On the one hand, the Republican voters who appear to have abandoned Herschel Walker in the first round, presumably because of the vast personal baggage that emerged into lurid sight during the 2022 campaign, will be under less pressure to put on the party yoke and come out on a Tuesday in December to save Walker’s candidacy in order to flip the Senate and smite Joe Biden. The former football legend ran five points behind Governor Brian Kemp and also trailed the other statewide Republican candidates, who all won majorities. As Greg Bluestein of the Atlanta Journal-Constitution notes, Georgia Democrats have been quick to note the changed context of the runoff:

[N]ow that Democrats control the Senate, Walker can’t cast the race as a battle to flip back control of the chamber. And that could give voters worried about Walker’s personal issues less of a reason to vote in a post-Thanksgiving overtime race. “Republicans’ main argument for electing Herschel Walker just went up in smoke,” said Sarafina Chitika, a Warnock campaign spokeswoman.

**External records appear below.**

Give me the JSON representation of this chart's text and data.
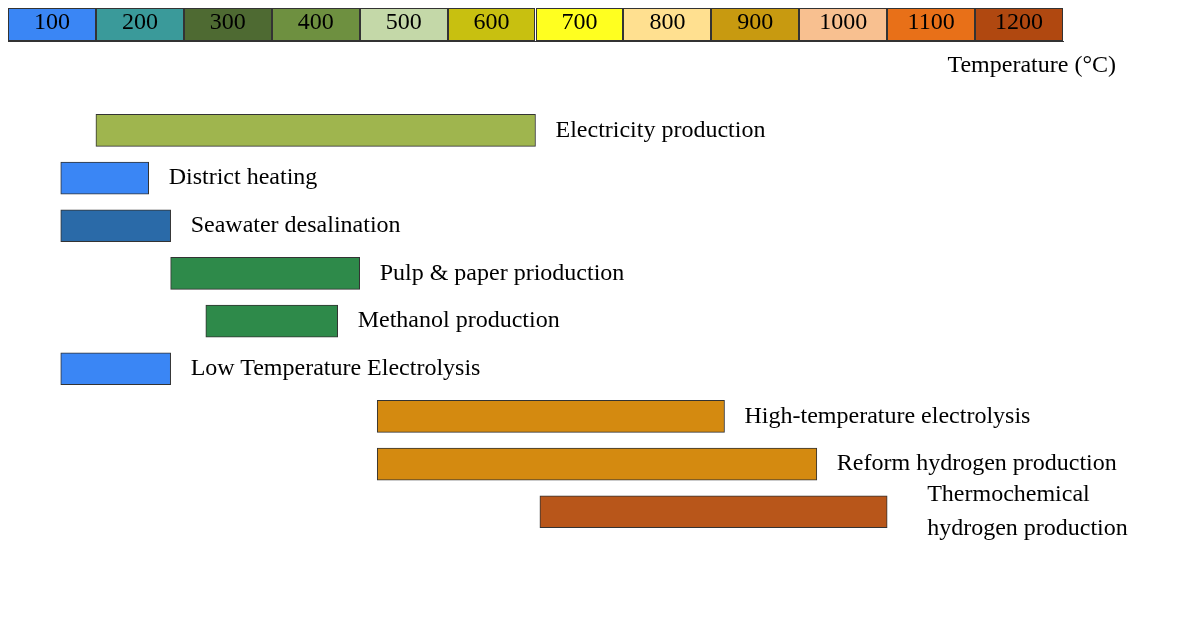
{
  "chart_data": {
    "type": "bar",
    "orientation": "horizontal",
    "xlabel": "Temperature (°C)",
    "categories": [
      "Electricity production",
      "District heating",
      "Seawater desalination",
      "Pulp & paper prioduction",
      "Methanol production",
      "Low Temperature Electrolysis",
      "High-temperature electrolysis",
      "Reform hydrogen production",
      "Thermochemical hydrogen production"
    ],
    "base": [
      150,
      110,
      110,
      235,
      275,
      110,
      470,
      470,
      655
    ],
    "values": [
      500,
      100,
      125,
      215,
      150,
      125,
      395,
      500,
      395
    ],
    "colors": [
      "#9fb54e",
      "#3a86f5",
      "#2a6aa8",
      "#2e8a4a",
      "#2e8a4a",
      "#3a86f5",
      "#d48a10",
      "#d48a10",
      "#b8561a"
    ],
    "xlim": [
      50,
      1250
    ],
    "xticks": [
      100,
      200,
      300,
      400,
      500,
      600,
      700,
      800,
      900,
      1000,
      1100,
      1200
    ],
    "grid": false,
    "legend": false
  }
}
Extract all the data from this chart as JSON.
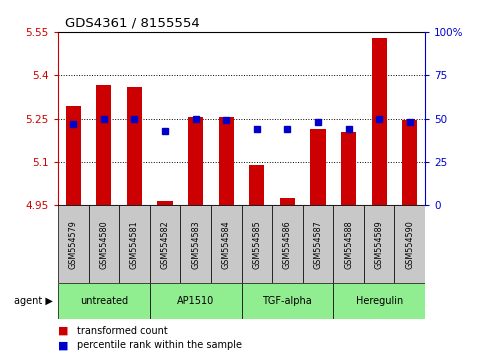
{
  "title": "GDS4361 / 8155554",
  "samples": [
    "GSM554579",
    "GSM554580",
    "GSM554581",
    "GSM554582",
    "GSM554583",
    "GSM554584",
    "GSM554585",
    "GSM554586",
    "GSM554587",
    "GSM554588",
    "GSM554589",
    "GSM554590"
  ],
  "red_values": [
    5.295,
    5.365,
    5.36,
    4.965,
    5.255,
    5.255,
    5.09,
    4.975,
    5.215,
    5.205,
    5.53,
    5.245
  ],
  "blue_values": [
    47,
    50,
    50,
    43,
    50,
    49,
    44,
    44,
    48,
    44,
    50,
    48
  ],
  "ylim_left": [
    4.95,
    5.55
  ],
  "ylim_right": [
    0,
    100
  ],
  "yticks_left": [
    4.95,
    5.1,
    5.25,
    5.4,
    5.55
  ],
  "yticks_right": [
    0,
    25,
    50,
    75,
    100
  ],
  "ytick_labels_left": [
    "4.95",
    "5.1",
    "5.25",
    "5.4",
    "5.55"
  ],
  "ytick_labels_right": [
    "0",
    "25",
    "50",
    "75",
    "100%"
  ],
  "bar_color": "#CC0000",
  "dot_color": "#0000CC",
  "agent_groups": [
    {
      "label": "untreated",
      "start": 0,
      "end": 2
    },
    {
      "label": "AP1510",
      "start": 3,
      "end": 5
    },
    {
      "label": "TGF-alpha",
      "start": 6,
      "end": 8
    },
    {
      "label": "Heregulin",
      "start": 9,
      "end": 11
    }
  ],
  "baseline": 4.95,
  "left_axis_color": "#CC0000",
  "right_axis_color": "#0000CC",
  "legend_items": [
    "transformed count",
    "percentile rank within the sample"
  ],
  "agent_label": "agent",
  "sample_box_color": "#C8C8C8",
  "group_box_color": "#90EE90",
  "bar_width": 0.5
}
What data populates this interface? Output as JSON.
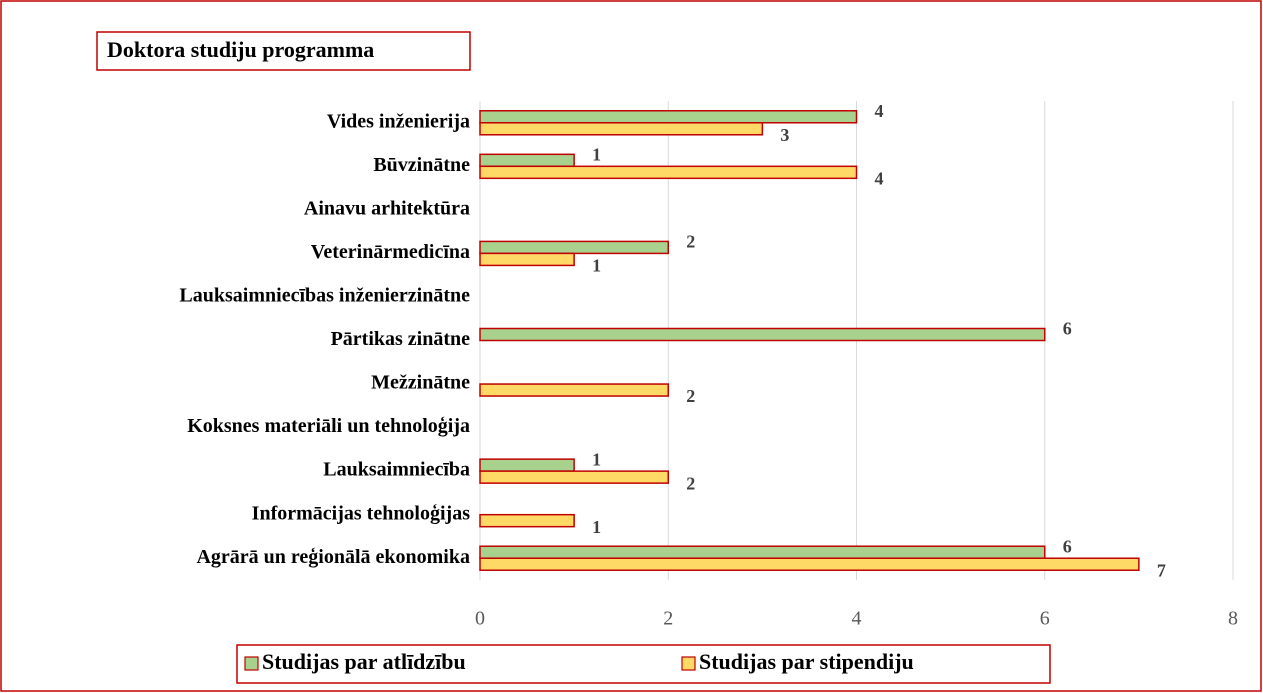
{
  "chart_data": {
    "type": "hbar",
    "title": "Doktora studiju programma",
    "categories": [
      "Vides inženierija",
      "Būvzinātne",
      "Ainavu arhitektūra",
      "Veterinārmedicīna",
      "Lauksaimniecības inženierzinātne",
      "Pārtikas zinātne",
      "Mežzinātne",
      "Koksnes materiāli un tehnoloģija",
      "Lauksaimniecība",
      "Informācijas tehnoloģijas",
      "Agrārā un reģionālā ekonomika"
    ],
    "series": [
      {
        "name": "Studijas par atlīdzību",
        "color": "#a9d18e",
        "values": [
          4,
          1,
          null,
          2,
          null,
          6,
          null,
          null,
          1,
          null,
          6
        ]
      },
      {
        "name": "Studijas par stipendiju",
        "color": "#ffd966",
        "values": [
          3,
          4,
          null,
          1,
          null,
          null,
          2,
          null,
          2,
          1,
          7
        ]
      }
    ],
    "xlim": [
      0,
      8
    ],
    "xticks": [
      0,
      2,
      4,
      6,
      8
    ],
    "grid": true,
    "legend": "bottom"
  }
}
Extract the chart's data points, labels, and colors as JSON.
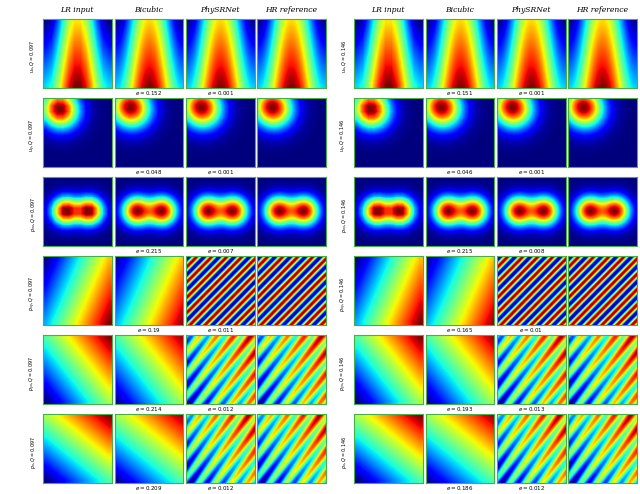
{
  "left_panel": {
    "col_headers": [
      "LR input",
      "Bicubic",
      "PhySRNet",
      "HR reference"
    ],
    "row_labels_var": [
      "u_x",
      "u_y",
      "p_{xx}",
      "p_{xy}",
      "p_{yx}",
      "p_x"
    ],
    "q_value": "Q=0.097",
    "errors_bicubic": [
      0.152,
      0.048,
      0.215,
      0.19,
      0.214,
      0.209
    ],
    "errors_physrnet": [
      0.001,
      0.001,
      0.007,
      0.011,
      0.012,
      0.012
    ]
  },
  "right_panel": {
    "col_headers": [
      "LR input",
      "Bicubic",
      "PhySRNet",
      "HR reference"
    ],
    "row_labels_var": [
      "u_x",
      "u_y",
      "p_{xx}",
      "p_{xy}",
      "p_{yx}",
      "p_x"
    ],
    "q_value": "Q=0.146",
    "errors_bicubic": [
      0.151,
      0.046,
      0.215,
      0.165,
      0.193,
      0.186
    ],
    "errors_physrnet": [
      0.001,
      0.001,
      0.008,
      0.01,
      0.013,
      0.012
    ]
  },
  "n_rows": 6,
  "n_cols": 4,
  "border_color": "#4aaf4a"
}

On the other hand, it’s possible the modified stakes of the runoff will also make it hard for Democrats to replicate the massive ground game that worked so astonishingly well in the last Senate runoffs, particularly if Donald Trump doesn’t give them an assist by traveling the state like a wounded werewolf, complaining about rigged Georgia elections and discouraging GOP-base turnout. (Trump’s presence or absence from the state this time around may be a problem for Walker’s campaign to navigate, however.)

Republicans handily won earlier Senate general-election runoffs in Georgia, in 1992 and 2008, and have long championed the state’s peculiar majority-vote requirement, thinking it gave them an ace in the hole. They also put a thumb on the scales in enacting a highly controversial election-law rewrite in 2021. Aside from its more general restrictions on voting opportunities, the law moved general-election runoffs for federal offices from January to December, reportedly because a shorter campaign would reduce the early in-person voting days on which Democrats relied to turn out their vote. And in a new development, Republican secretary of State Brad Raffensperger has ruled that early in-person voting cannot take place on the Saturday before the runoff, as the Journal-Constitution reports:

Early voting won’t be allowed on [that Saturday] because it’s the day after the state holiday formerly known as Robert E. Lee’s Birthday and two days after Thanksgiving. Georgia election officials said this weekend that state law prohibits in-person early voting on Saturdays if a holiday is within two days beforehand.

The state quietly dumped the Lee holiday in 2015 but created an unnamed state holiday the day after Thanksgiving. It’s as though Robert E. Lee reached from the grave and killed a potentially crucial day of in-person early voting.

One hard-to-calculate variable involves national party investment in the runoff. No, Democrats don’t need the Georgia seat to control the Senate, but Warnock is a valued member of the team who should command some major resources. It’s less clear that national Republicans will continue to raise heaven and earth to help a struggling Herschel Walker campaign. Prior to confirmation of the Arizona and Nevada results, several Republican senators had been pushing to postpone election of their leadership until after December 6, which might have made Walker’s success a sine qua non for Mitch McConnell’s continuation as leader of his conference. With GOP control of the Senate off the table and leadership elections apparently scheduled for the week of November 14, it remains to be seen if Herschel Walker is going to have the teammates he needs for a win on December 6 — or a full stadium of fans ready to urge him on.

Who Has the Edge in Georgia’s Less Important Senate Runoff?